Elkonin Boxes
A row of 3–5 small boxes. Students push a counter into one box per phoneme as they say a word slowly. Makes the number of phonemes visible and tangible — a foundational phonemic-awareness technique.
Developed by Soviet psychologist D.B. Elkonin (1973); adapted for English reading intervention.
Procedure
- Each student has a grid of 3 or 4 empty boxes and a few counters (coins, beans).
- Teacher says a word slowly: cat.
- Student pushes one counter into one box for each sound:
- /k/ → counter in box 1
- /æ/ → counter in box 2
- /t/ → counter in box 3
- Repeat with the next word. Adjust box count for 4-sound words (stop = 4 boxes: /s/ /t/ /ɒ/ /p/).
- Progress to having students write the letter in each box instead of pushing a counter.
Why It Works
- Phonemic segmentation made concrete: invisible sounds become countable objects.
- Pre-literacy support: works before children can write — they're counting sounds, not letters.
- Diagnostic: a child who can't segment cat into 3 sounds is missing a key pre-reading skill. Boxes expose this clearly.

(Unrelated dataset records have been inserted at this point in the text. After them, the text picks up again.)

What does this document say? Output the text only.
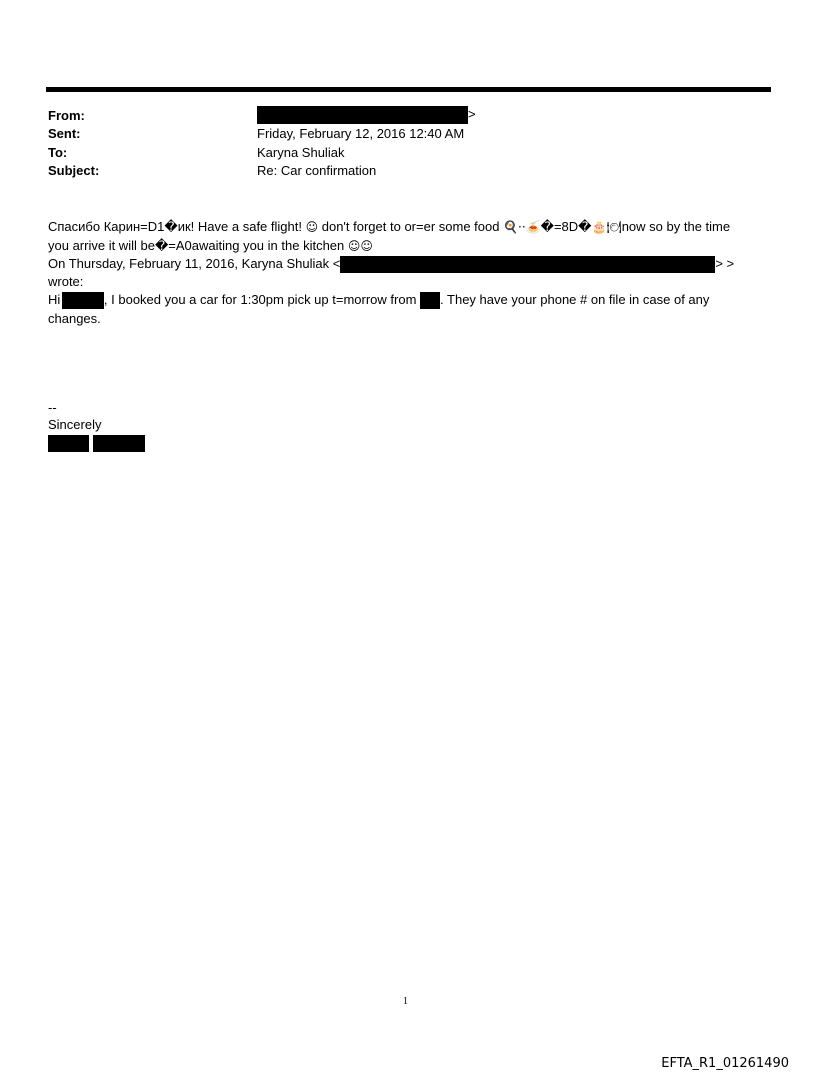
From:	>
Sent:	Friday, February 12, 2016 12:40 AM
To:	Karyna Shuliak
Subject:	Re: Car confirmation
Спасибо Карин=D1�ик! Have a safe flight! ☺ don't forget to or=er some food 🍳··🍝�=8D�🎂🍽now so by the time
you arrive it will be�=A0awaiting you in the kitchen ☺☺
On Thursday, February 11, 2016, Karyna Shuliak <	> >
wrote:
Hi	, I booked you a car for 1:30pm pick up t=morrow from . They have your phone # on file in case of any
changes.
--
Sincerely

1
EFTA_R1_01261490
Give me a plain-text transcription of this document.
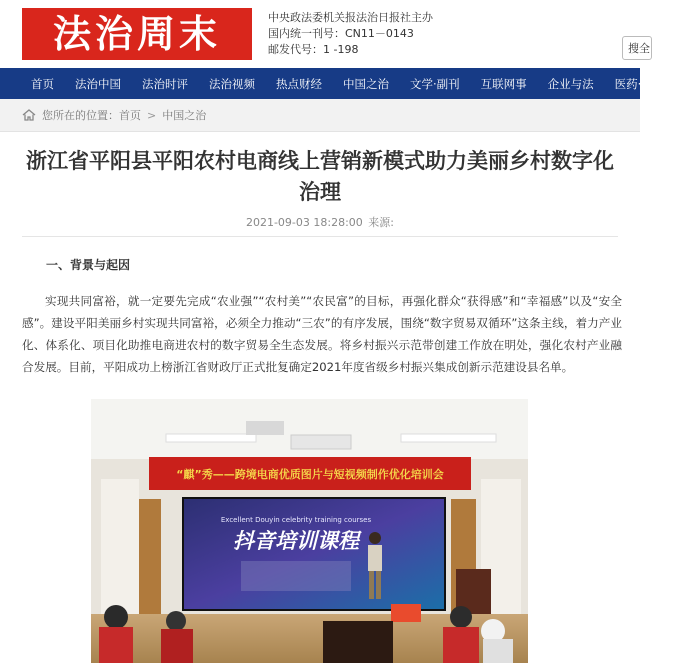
法治周末	中央政法委机关报法治日报社主办
国内统一刊号：CN11－0143
邮发代号：1 -198	搜全
首页 法治中国 法治时评 法治视频 热点财经 中国之治 文学·副刊 互联网事 企业与法 医药·健康 文
您所在的位置： 首页 > 中国之治
浙江省平阳县平阳农村电商线上营销新模式助力美丽乡村数字化治理
2021-09-03 18:28:00 来源:
一、背景与起因

实现共同富裕，就一定要先完成“农业强”“农村美”“农民富”的目标，再强化群众“获得感”和“幸福感”以及“安全感”。建设平阳美丽乡村实现共同富裕，必须全力推动“三农”的有序发展，围绕“数字贸易双循环”这条主线，着力产业化、体系化、项目化助推电商进农村的数字贸易全生态发展。将乡村振兴示范带创建工作放在明处，强化农村产业融合发展。目前，平阳成功上榜浙江省财政厅正式批复确定2021年度省级乡村振兴集成创新示范建设县名单。

“麒”秀——跨境电商优质图片与短视频制作优化培训会
Excellent Douyin celebrity training courses
抖音培训课程
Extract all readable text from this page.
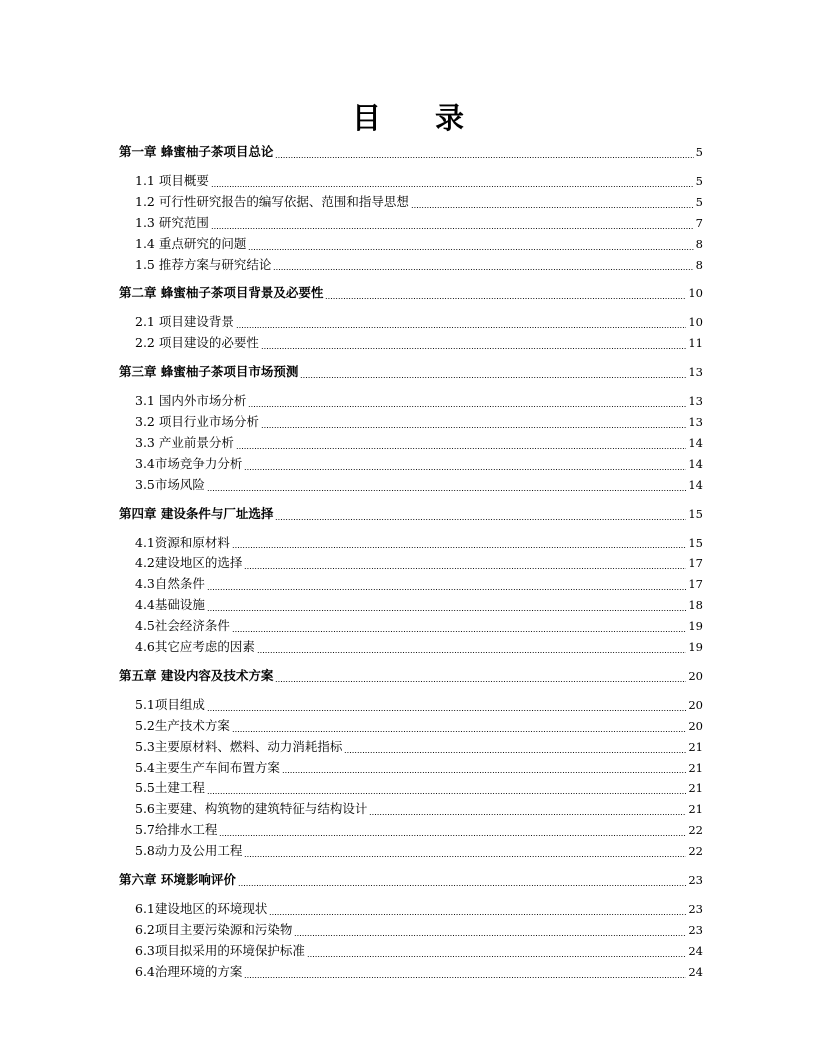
目 录
第一章 蜂蜜柚子茶项目总论	5
1.1 项目概要	5
1.2 可行性研究报告的编写依据、范围和指导思想	5
1.3 研究范围	7
1.4 重点研究的问题	8
1.5 推荐方案与研究结论	8
第二章 蜂蜜柚子茶项目背景及必要性	10
2.1 项目建设背景	10
2.2 项目建设的必要性	11
第三章 蜂蜜柚子茶项目市场预测	13
3.1 国内外市场分析	13
3.2 项目行业市场分析	13
3.3 产业前景分析	14
3.4市场竞争力分析	14
3.5市场风险	14
第四章 建设条件与厂址选择	15
4.1资源和原材料	15
4.2建设地区的选择	17
4.3自然条件	17
4.4基础设施	18
4.5社会经济条件	19
4.6其它应考虑的因素	19
第五章 建设内容及技术方案	20
5.1项目组成	20
5.2生产技术方案	20
5.3主要原材料、燃料、动力消耗指标	21
5.4主要生产车间布置方案	21
5.5土建工程	21
5.6主要建、构筑物的建筑特征与结构设计	21
5.7给排水工程	22
5.8动力及公用工程	22
第六章 环境影响评价	23
6.1建设地区的环境现状	23
6.2项目主要污染源和污染物	23
6.3项目拟采用的环境保护标准	24
6.4治理环境的方案	24
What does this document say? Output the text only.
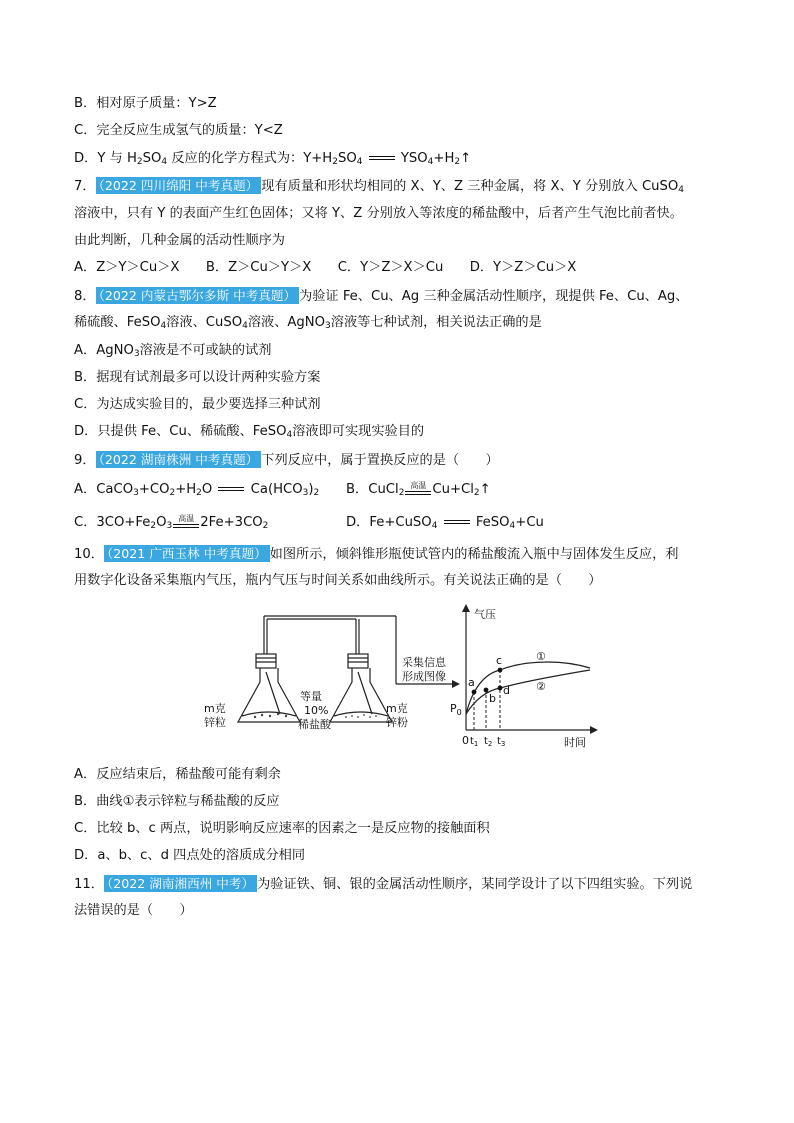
B．相对原子质量：Y>Z
C．完全反应生成氢气的质量：Y<Z
D．Y 与 $H_2SO_4$ 反应的化学方程式为：$Y+H_2SO_4$	$YSO_4+H_2↑$
7． （2022 四川绵阳 中考真题） 现有质量和形状均相同的 X、Y、Z 三种金属，将 X、Y 分别放入 CuSO$_4$
溶液中，只有 Y 的表面产生红色固体；又将 Y、Z 分别放入等浓度的稀盐酸中，后者产生气泡比前者快。
由此判断，几种金属的活动性顺序为
A．Z＞Y＞Cu＞X　　B．Z＞Cu＞Y＞X　　C．Y＞Z＞X＞Cu　　D．Y＞Z＞Cu＞X
8． （2022 内蒙古鄂尔多斯 中考真题） 为验证 Fe、Cu、Ag 三种金属活动性顺序，现提供 Fe、Cu、Ag、
稀硫酸、FeSO$_4$溶液、CuSO$_4$溶液、AgNO$_3$溶液等七种试剂，相关说法正确的是
A．AgNO$_3$溶液是不可或缺的试剂
B．据现有试剂最多可以设计两种实验方案
C．为达成实验目的，最少要选择三种试剂
D．只提供 Fe、Cu、稀硫酸、FeSO$_4$溶液即可实现实验目的
9． （2022 湖南株洲 中考真题） 下列反应中，属于置换反应的是（　　）
A．$CaCO_3+CO_2+H_2O$  $Ca(HCO_3)_2$ B．CuCl$_2$
高温 $Cu+Cl_2↑$
C．$3CO+Fe_2O_3$
高温 $2Fe+3CO_2$	D．Fe+CuSO$_4$	FeSO$_4$+Cu
10． （2021 广西玉林 中考真题） 如图所示，倾斜锥形瓶使试管内的稀盐酸流入瓶中与固体发生反应，利
用数字化设备采集瓶内气压，瓶内气压与时间关系如曲线所示。有关说法正确的是（　　）
m克
锌粒
等量
10%
稀盐酸
m克
锌粉
采集信息
形成图像
气压
时间
$P_0$
0 $t_1$ $t_2$ $t_3$
①
②
a
b
c
d
A．反应结束后，稀盐酸可能有剩余
B．曲线①表示锌粒与稀盐酸的反应
C．比较 b、c 两点，说明影响反应速率的因素之一是反应物的接触面积
D．a、b、c、d 四点处的溶质成分相同
11． （2022 湖南湘西州 中考） 为验证铁、铜、银的金属活动性顺序，某同学设计了以下四组实验。下列说
法错误的是（　　）
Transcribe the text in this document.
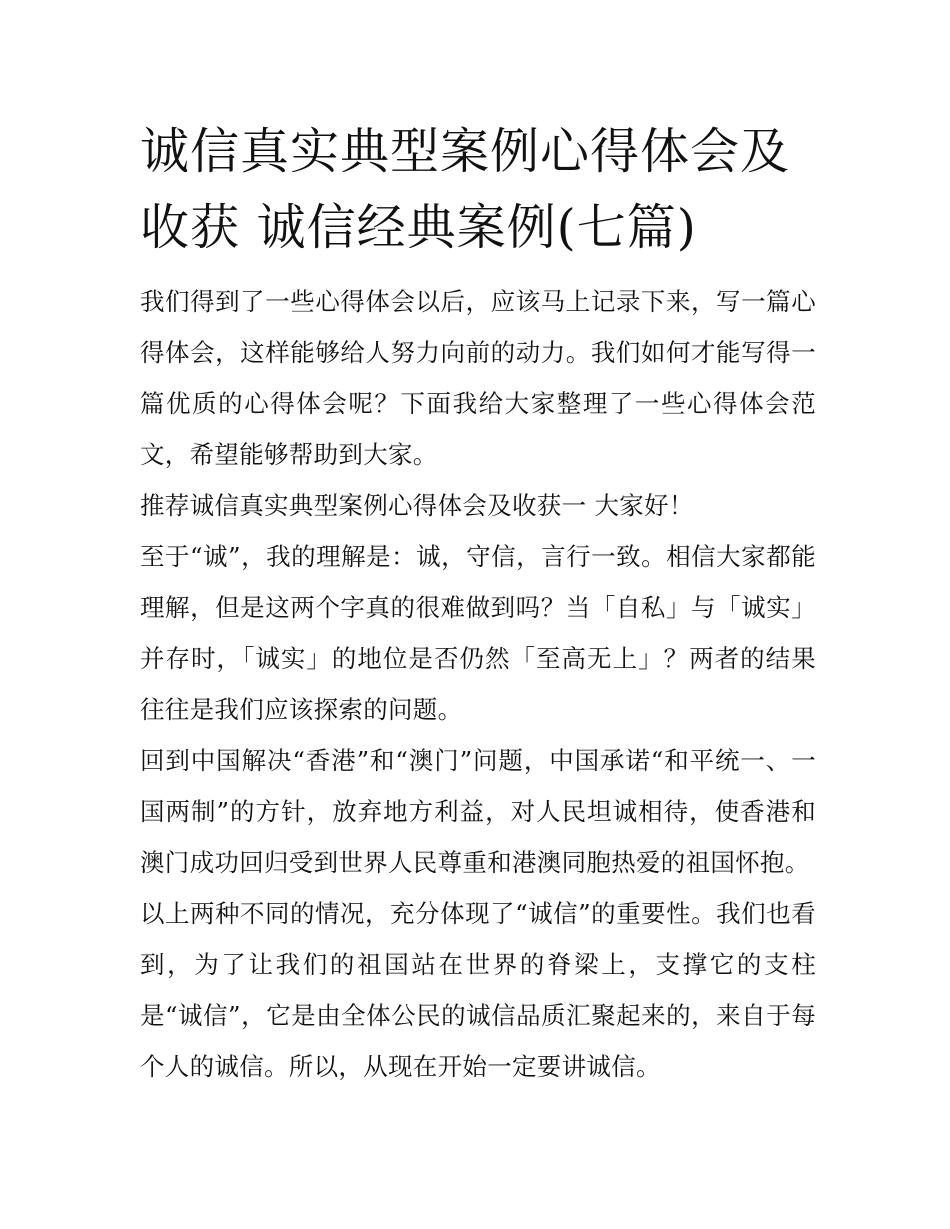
诚信真实典型案例心得体会及收获 诚信经典案例(七篇)

我们得到了一些心得体会以后，应该马上记录下来，写一篇心得体会，这样能够给人努力向前的动力。我们如何才能写得一篇优质的心得体会呢？下面我给大家整理了一些心得体会范文，希望能够帮助到大家。

推荐诚信真实典型案例心得体会及收获一 大家好！

至于“诚”，我的理解是：诚，守信，言行一致。相信大家都能理解，但是这两个字真的很难做到吗？当「自私」与「诚实」并存时，「诚实」的地位是否仍然「至高无上」？两者的结果往往是我们应该探索的问题。

回到中国解决“香港”和“澳门”问题，中国承诺“和平统一、一国两制”的方针，放弃地方利益，对人民坦诚相待，使香港和澳门成功回归受到世界人民尊重和港澳同胞热爱的祖国怀抱。

以上两种不同的情况，充分体现了“诚信”的重要性。我们也看到，为了让我们的祖国站在世界的脊梁上，支撑它的支柱是“诚信”，它是由全体公民的诚信品质汇聚起来的，来自于每个人的诚信。所以，从现在开始一定要讲诚信。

- Bridge to spelling: once counters are secure, letters in boxes teach spelling as sound-to-letter mapping.
Common Word Sets
2-sound words
go, see, so, my
3-sound words (CVC)
cat, dog, pig, big, cup, sit, run
4-sound words (CCVC or CVCC)
stop, past, frog, dust, hand
5-sound words (CCVCC)
stamp, stand, frost, blend, cramp
Why Not Use Letters?
Boxes for sounds, not letters. The word ship has 4 letters but 3 sounds (/ʃ/ /ɪ/ /p/). The word five has 4 letters but 3 sounds (/f/ /aɪ/ /v/). Letter-counting confuses the system.
Variations
- Mystery word boxes: teacher pushes counters into boxes while saying a word; student guesses the word.
- Sound-swap boxes: after a word is built, teacher says "Change sound 1 to /b/"; student swaps.
- Letter writing: transition from counters to letters; student writes one grapheme per box (may be one, two, or three letters per box for digraphs: /ʃ/ = "sh" in one box).
- Invented spelling: student invents spellings for unfamiliar words by writing best-guess letters in boxes.
Tips
- Three sounds ≠ three letters. Clarify early. Digraphs (sh, ch, th) occupy one box even though they're two letters.
- Say the sound, not the letter name. Boxes are for phonemes.
- Works for English language learners of any age — not only children. Adult beginners benefit from the same segmentation training.
Source
Elkonin, D.B. (1973) U.S.S.R. In J. Downing (ed.) Comparative Reading. Macmillan. Yopp, H.K. & Yopp, R.H. (2000) Supporting phonemic awareness development in the classroom. The Reading Teacher, 54(2).